Пройдя между рядами столов, она приблизилась к помосту, я смотрел на нее с таким же восторгом, как все, во всяком случае, выражение на моем лице должно быть именно такое; она встретилась взглядом со мной и присела в поклоне, но не опуская головы и не сводя с меня взгляда странных небесно-белых глаз с черными точками зрачков.
Я склонился в поклоне, перед красотой преклоняются даже императоры, а она прошла к своему креслу, грациозно опустилась на сиденье из красного бархата.
Ей подали серебряную изящную чашу с мелкими изумрудами по ободку, она взяла не глядя и приподняла на уровень лица.
— За ваши победы, ваша светлость, — произнесла она ясным голосом, — за нынешние и… будущие.
За столами взревели довольно, мы с Хорнегильдой осушили свои чаши, глядя друг на друга, затем в зале началось настоящее пиршество, безудержное и раскованное.
С мочек ушей Хорнегильды свисают серебряные украшения с голубыми камешками, а на лбу оправленные в серебро жемчужинки. Судя по тому, что даже не болтаются, сооружение прикреплено к короне…
Музыка заиграла снова, на этот раз больше струнных, но и трубы время от времени радостно подвывают, в зале нарастает говор, громкий и бестолковый, как выглядит со стороны, однако умные люди и здесь чего-то добиваются, пользуясь случаем, сколачивают союзы, хорошо бы только торговые, а те, что неумные, больше рассматривают женщин, примериваясь и прицеливаясь…

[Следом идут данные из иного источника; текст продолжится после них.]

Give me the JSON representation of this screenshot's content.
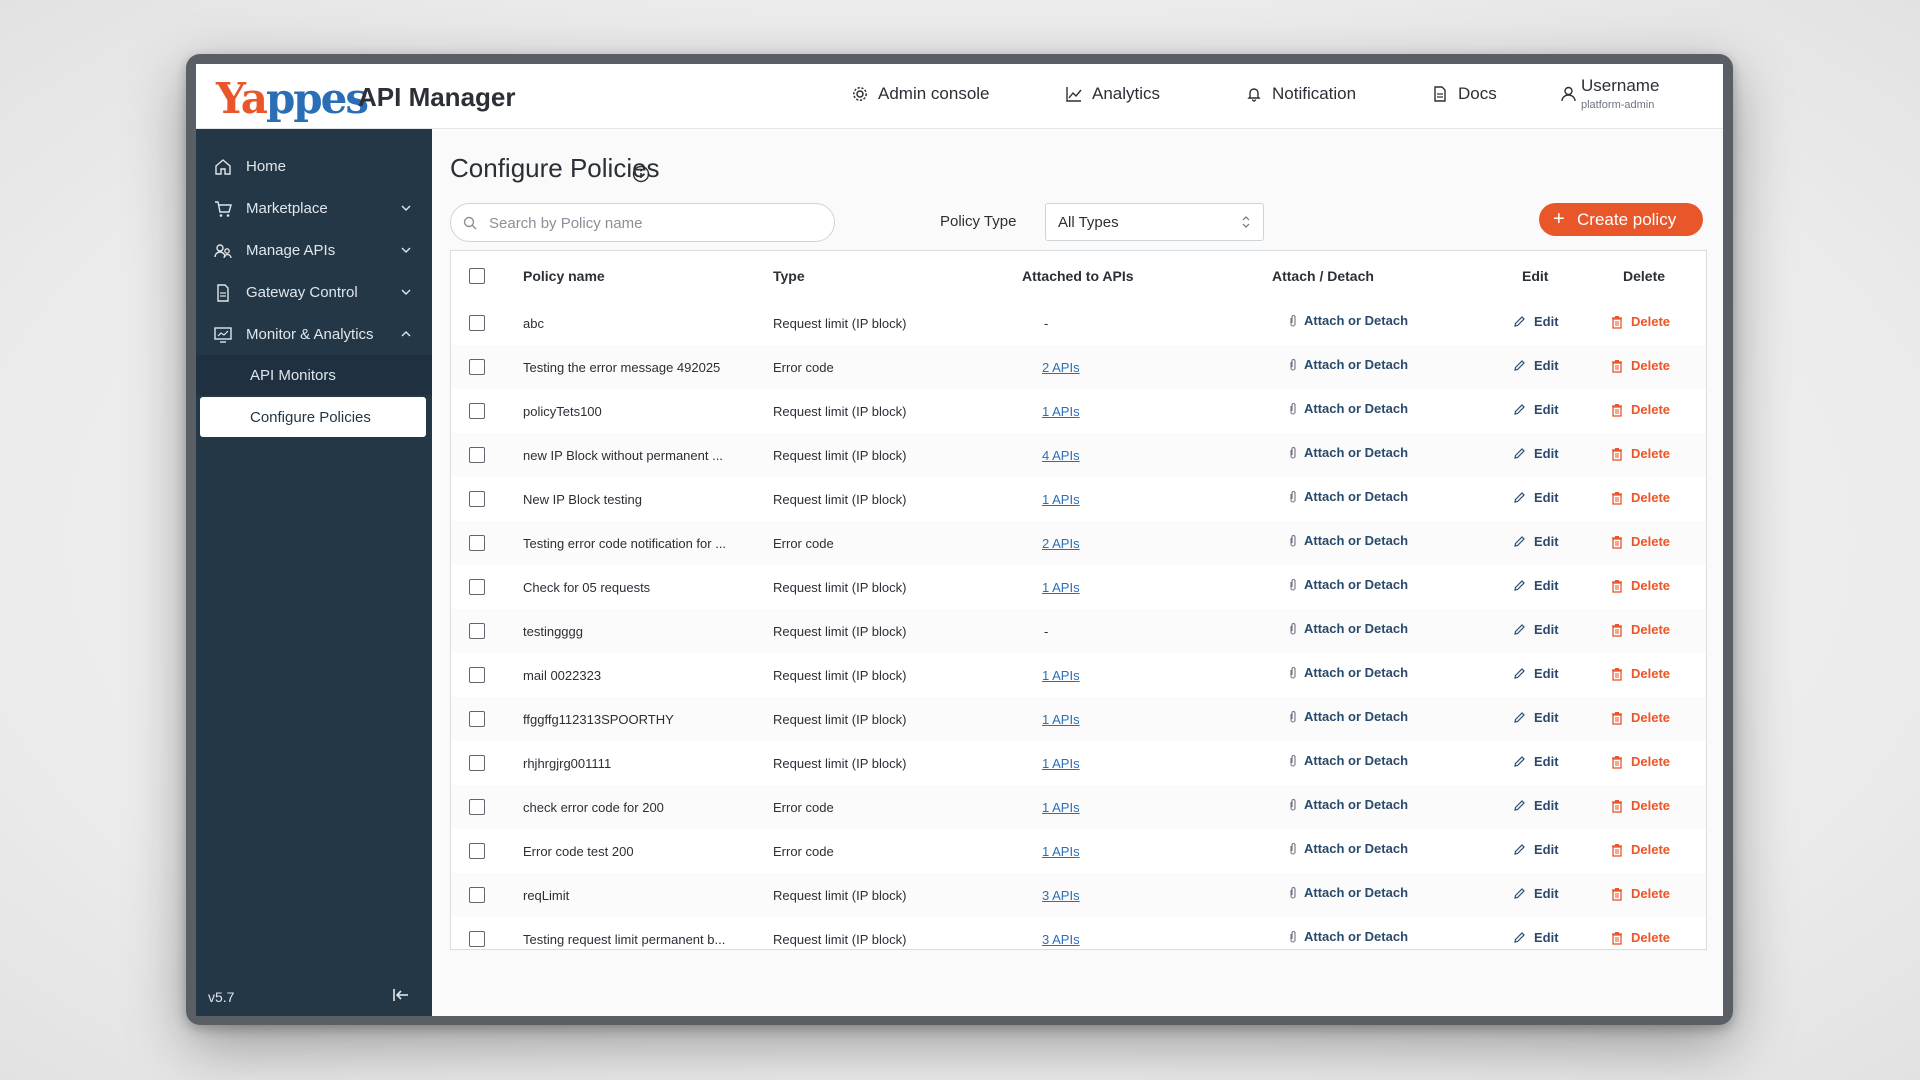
{
  "header": {
    "logo_text_part1": "Ya",
    "logo_text_part2": "ppes",
    "brand": "API Manager",
    "nav": [
      {
        "label": "Admin console",
        "icon": "gear-icon"
      },
      {
        "label": "Analytics",
        "icon": "chart-icon"
      },
      {
        "label": "Notification",
        "icon": "bell-icon"
      },
      {
        "label": "Docs",
        "icon": "document-icon"
      }
    ],
    "user": {
      "name": "Username",
      "role": "platform-admin"
    }
  },
  "sidebar": {
    "items": [
      {
        "label": "Home",
        "icon": "home-icon"
      },
      {
        "label": "Marketplace",
        "icon": "cart-icon"
      },
      {
        "label": "Manage APIs",
        "icon": "users-icon"
      },
      {
        "label": "Gateway Control",
        "icon": "document-icon"
      },
      {
        "label": "Monitor & Analytics",
        "icon": "monitor-icon"
      }
    ],
    "sub_items": [
      {
        "label": "API Monitors"
      },
      {
        "label": "Configure Policies"
      }
    ],
    "version": "v5.7"
  },
  "main": {
    "title": "Configure Policies",
    "search_placeholder": "Search by Policy name",
    "policy_type_label": "Policy Type",
    "policy_type_value": "All Types",
    "create_label": "Create policy",
    "columns": [
      "Policy name",
      "Type",
      "Attached to APIs",
      "Attach / Detach",
      "Edit",
      "Delete"
    ],
    "attach_label": "Attach or Detach",
    "edit_label": "Edit",
    "delete_label": "Delete",
    "rows": [
      {
        "name": "abc",
        "type": "Request limit (IP block)",
        "apis": "-"
      },
      {
        "name": "Testing the error message 492025",
        "type": "Error code",
        "apis": "2 APIs"
      },
      {
        "name": "policyTets100",
        "type": "Request limit (IP block)",
        "apis": "1 APIs"
      },
      {
        "name": "new IP Block without permanent ...",
        "type": "Request limit (IP block)",
        "apis": "4 APIs"
      },
      {
        "name": "New IP Block testing",
        "type": "Request limit (IP block)",
        "apis": "1 APIs"
      },
      {
        "name": "Testing error code notification for ...",
        "type": "Error code",
        "apis": "2 APIs"
      },
      {
        "name": "Check for 05 requests",
        "type": "Request limit (IP block)",
        "apis": "1 APIs"
      },
      {
        "name": "testingggg",
        "type": "Request limit (IP block)",
        "apis": "-"
      },
      {
        "name": "mail 0022323",
        "type": "Request limit (IP block)",
        "apis": "1 APIs"
      },
      {
        "name": "ffggffg112313SPOORTHY",
        "type": "Request limit (IP block)",
        "apis": "1 APIs"
      },
      {
        "name": "rhjhrgjrg001111",
        "type": "Request limit (IP block)",
        "apis": "1 APIs"
      },
      {
        "name": "check error code for 200",
        "type": "Error code",
        "apis": "1 APIs"
      },
      {
        "name": "Error code test 200",
        "type": "Error code",
        "apis": "1 APIs"
      },
      {
        "name": "reqLimit",
        "type": "Request limit (IP block)",
        "apis": "3 APIs"
      },
      {
        "name": "Testing request limit permanent b...",
        "type": "Request limit (IP block)",
        "apis": "3 APIs"
      }
    ]
  },
  "colors": {
    "accent": "#e8562a",
    "sidebar": "#243746",
    "link": "#2a6fb5"
  }
}
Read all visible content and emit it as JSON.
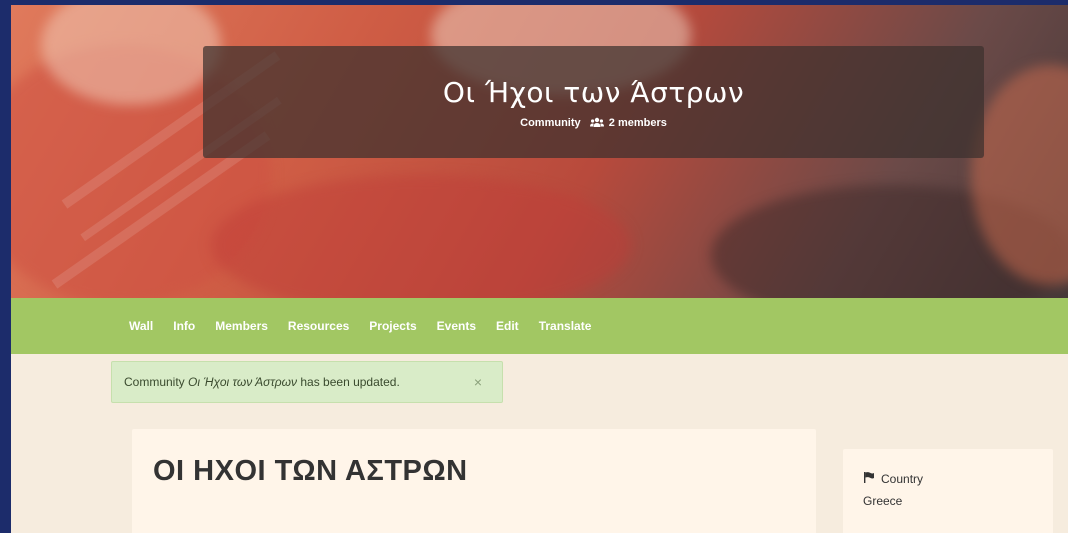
{
  "hero": {
    "title": "Οι Ήχοι των Άστρων",
    "type_label": "Community",
    "members_label": "2 members"
  },
  "nav": {
    "items": [
      "Wall",
      "Info",
      "Members",
      "Resources",
      "Projects",
      "Events",
      "Edit",
      "Translate"
    ]
  },
  "alert": {
    "prefix": "Community ",
    "name": "Οι Ήχοι των Άστρων",
    "suffix": " has been updated.",
    "close": "×"
  },
  "main": {
    "heading": "ΟΙ ΗΧΟΙ ΤΩΝ ΑΣΤΡΩΝ"
  },
  "sidebar": {
    "country_label": "Country",
    "country_value": "Greece"
  },
  "colors": {
    "nav_bg": "#a2c763",
    "alert_bg": "#d9ecc8",
    "page_bg": "#f6ecde",
    "card_bg": "#fff5e9"
  }
}
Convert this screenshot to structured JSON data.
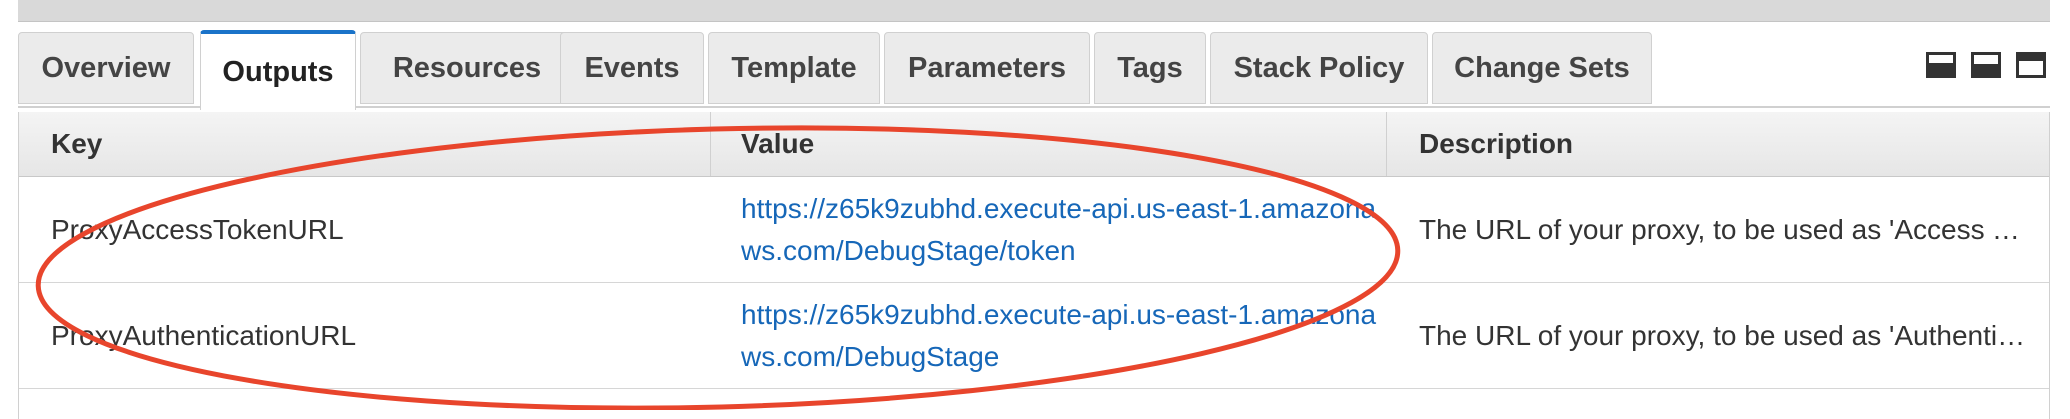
{
  "tabs": [
    {
      "label": "Overview",
      "active": false
    },
    {
      "label": "Outputs",
      "active": true
    },
    {
      "label": "Resources",
      "active": false
    },
    {
      "label": "Events",
      "active": false
    },
    {
      "label": "Template",
      "active": false
    },
    {
      "label": "Parameters",
      "active": false
    },
    {
      "label": "Tags",
      "active": false
    },
    {
      "label": "Stack Policy",
      "active": false
    },
    {
      "label": "Change Sets",
      "active": false
    }
  ],
  "layout_icons": [
    "panel-bottom-large-icon",
    "panel-split-icon",
    "panel-top-icon"
  ],
  "table": {
    "headers": {
      "key": "Key",
      "value": "Value",
      "description": "Description"
    },
    "rows": [
      {
        "key": "ProxyAccessTokenURL",
        "value": "https://z65k9zubhd.execute-api.us-east-1.amazonaws.com/DebugStage/token",
        "description": "The URL of your proxy, to be used as 'Access Token URL' …"
      },
      {
        "key": "ProxyAuthenticationURL",
        "value": "https://z65k9zubhd.execute-api.us-east-1.amazonaws.com/DebugStage",
        "description": "The URL of your proxy, to be used as 'Authentication URL' …"
      }
    ]
  },
  "colors": {
    "active_tab_border": "#1a73c9",
    "link": "#1667b8",
    "annotation_ellipse": "#e8452c"
  }
}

Второй зал отделен только колоннадой, там уже начались танцы, торжественные и церемонные, но я уже научился смотреть на них без смеха. Пока что это тоже некое действо, к безудержному веселью относящееся мало, разве что совсем краешком. Сейчас это узаконенный веками ритуал и очень медленно поддающийся изменениям: мужчины демонстрируют ширину плеч, широкие пластины мышц груди, толстые руки и надменный взгляд, а женщины каждым движением и жестом выказывают скромность и послушание, лишь как бы невзначай и совсем невинно выставляя краешком целомудренно белые вторичные половые признаки.
Я не столько услышал шум за стенами, как почуял. Продолжая улыбаться и поднимать чашу в ответ на заздравные кличи, я поднялся из-за стола и прошелся к дверям.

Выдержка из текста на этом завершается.